Position status (bluebird_gymnasium.rewards.position): Contains a collection of reward functions that penalise an agent when an aircraft incorrectly leaves the sector (i.e., not exiting the sector at the correct location).

Usage

As earlier mentioned, an agent needs to optimise for several objectives expressed as multiple reward functions that are linearly combined in a weighted fashion. The reward function(s) to use is specified in the environment configuration (which is used to instantiate an environment). The environment configuration is specified in a JSON file which is loaded from disk. See an example of a sample configuration for the Springfield environment, with emphasis on the reward configuration section.

{
    ...
    "reward_config": {
        "fns": [
            "position_status_const",
            "lateral_centreline_distance_linear",
            "safety_simple_avoidance_exp",
        ],
        "coeffs": [1.0, 1.0, 2.0],
    },
    ...
}

In the above sample configuration, the reward functions to use are defined in the "fns" key of the dictionary which contains a list of pre-defined reward functions. In addition, the weight of each reward function in the linear combination is specified in "coeffs". Note that the number of elements in the "fns" list should match that of "coeffs" list.

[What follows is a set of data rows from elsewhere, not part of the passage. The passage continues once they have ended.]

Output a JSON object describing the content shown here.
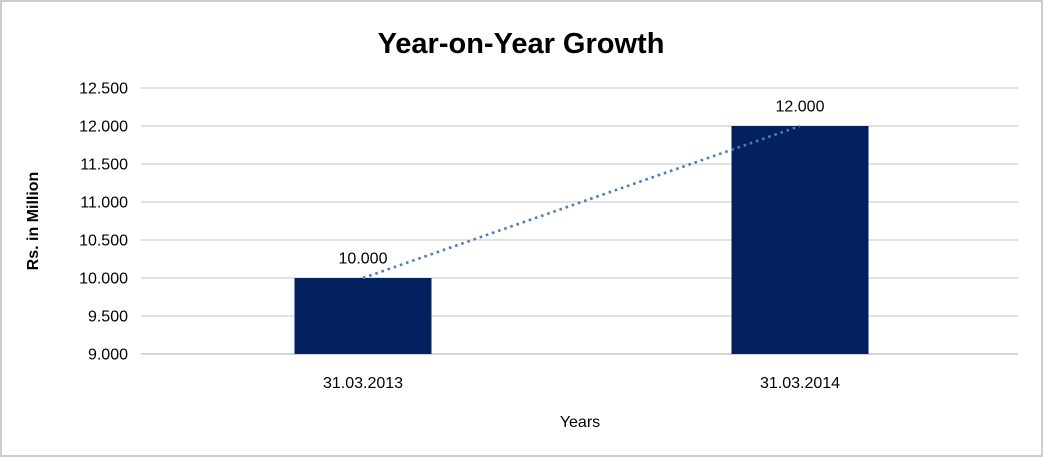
{
  "frame": {
    "background": "#FFFFFF",
    "border_color": "#CDCDCD"
  },
  "chart_data": {
    "type": "bar",
    "title": "Year-on-Year Growth",
    "xlabel": "Years",
    "ylabel": "Rs. in Million",
    "categories": [
      "31.03.2013",
      "31.03.2014"
    ],
    "values": [
      10000,
      12000
    ],
    "data_labels": [
      "10.000",
      "12.000"
    ],
    "y_ticks": [
      {
        "value": 9000,
        "label": "9.000"
      },
      {
        "value": 9500,
        "label": "9.500"
      },
      {
        "value": 10000,
        "label": "10.000"
      },
      {
        "value": 10500,
        "label": "10.500"
      },
      {
        "value": 11000,
        "label": "11.000"
      },
      {
        "value": 11500,
        "label": "11.500"
      },
      {
        "value": 12000,
        "label": "12.000"
      },
      {
        "value": 12500,
        "label": "12.500"
      }
    ],
    "ylim": [
      9000,
      12500
    ],
    "grid": true,
    "legend": false,
    "trendline": {
      "style": "dotted",
      "connects": "bar-tops"
    },
    "colors": {
      "bar": "#03215F",
      "trendline": "#4A7EBB",
      "gridline": "#D9D9D9",
      "axis_line": "#C6C6C6",
      "text": "#000000"
    }
  }
}
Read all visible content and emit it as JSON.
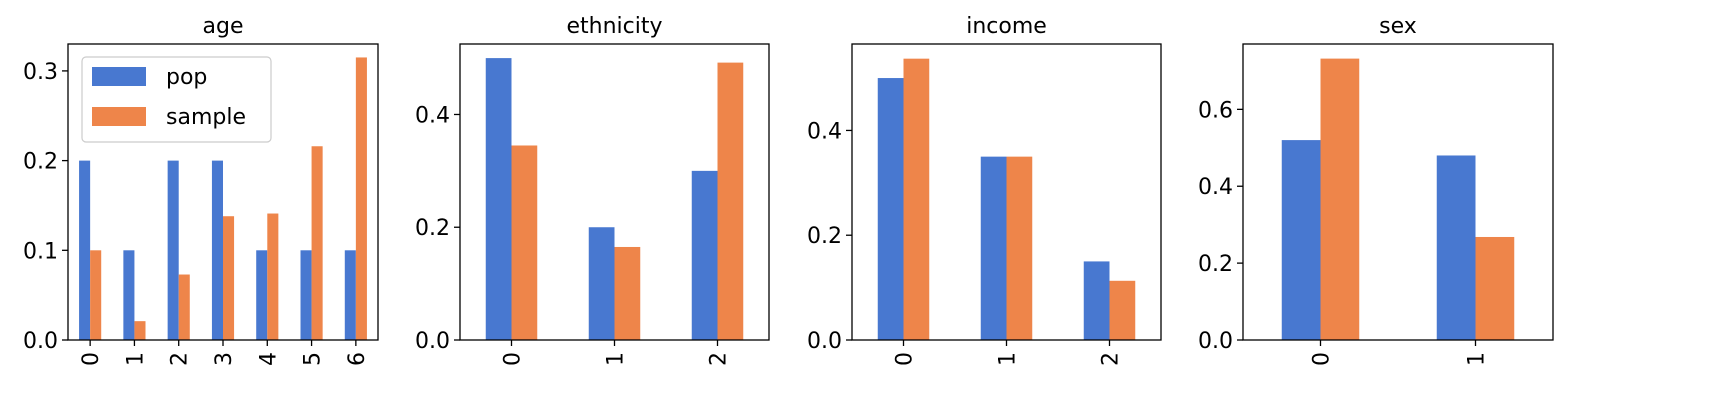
{
  "colors": {
    "pop": "#4878d0",
    "sample": "#ee854a"
  },
  "legend": {
    "placement": "top-left",
    "subplot": "age"
  },
  "chart_data": [
    {
      "type": "bar",
      "title": "age",
      "categories": [
        "0",
        "1",
        "2",
        "3",
        "4",
        "5",
        "6"
      ],
      "series": [
        {
          "name": "pop",
          "values": [
            0.2,
            0.1,
            0.2,
            0.2,
            0.1,
            0.1,
            0.1
          ]
        },
        {
          "name": "sample",
          "values": [
            0.1,
            0.021,
            0.073,
            0.138,
            0.141,
            0.216,
            0.315
          ]
        }
      ],
      "ylim": [
        0,
        0.33
      ],
      "yticks": [
        "0.0",
        "0.1",
        "0.2",
        "0.3"
      ],
      "ytick_values": [
        0,
        0.1,
        0.2,
        0.3
      ],
      "grid": false
    },
    {
      "type": "bar",
      "title": "ethnicity",
      "categories": [
        "0",
        "1",
        "2"
      ],
      "series": [
        {
          "name": "pop",
          "values": [
            0.5,
            0.2,
            0.3
          ]
        },
        {
          "name": "sample",
          "values": [
            0.345,
            0.165,
            0.492
          ]
        }
      ],
      "ylim": [
        0,
        0.525
      ],
      "yticks": [
        "0.0",
        "0.2",
        "0.4"
      ],
      "ytick_values": [
        0,
        0.2,
        0.4
      ],
      "grid": false
    },
    {
      "type": "bar",
      "title": "income",
      "categories": [
        "0",
        "1",
        "2"
      ],
      "series": [
        {
          "name": "pop",
          "values": [
            0.5,
            0.35,
            0.15
          ]
        },
        {
          "name": "sample",
          "values": [
            0.537,
            0.35,
            0.113
          ]
        }
      ],
      "ylim": [
        0,
        0.565
      ],
      "yticks": [
        "0.0",
        "0.2",
        "0.4"
      ],
      "ytick_values": [
        0,
        0.2,
        0.4
      ],
      "grid": false
    },
    {
      "type": "bar",
      "title": "sex",
      "categories": [
        "0",
        "1"
      ],
      "series": [
        {
          "name": "pop",
          "values": [
            0.52,
            0.48
          ]
        },
        {
          "name": "sample",
          "values": [
            0.732,
            0.268
          ]
        }
      ],
      "ylim": [
        0,
        0.77
      ],
      "yticks": [
        "0.0",
        "0.2",
        "0.4",
        "0.6"
      ],
      "ytick_values": [
        0,
        0.2,
        0.4,
        0.6
      ],
      "grid": false
    }
  ]
}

An instantiated environment (using the configuration) will produce a reward per aircraft that is based on incorrect sector exit penalisation, penalisation for flying away from the defined route centre of the aircraft and penalisation for an safety violation. In essence, an agent is optimised to prevent any safety violation, ensure aircraft on or close to its defined route and ensure aircraft correctly exits the sector.

Custom Reward Functions

To create a user-defined (custom) reward function that can be specified in an environment configuration and used, follow the steps below:

Create a file (python module) in the reward function package, in bluebird_gymnasium/rewards/custom/.
Implement your reward function(s) logic in the file , with the following parameters: the gym environment, callsign (the identifier of the aircraft to evaluate by reward function), action (taken by the agent at the current time step) and a python kwargs
Import your reward function in bluebird_gymnasium/rewards/__init__.py and add the reward function to registry_reward_fn.
Now you can add your reward function to the environment configuration like any other pre-defined reward function.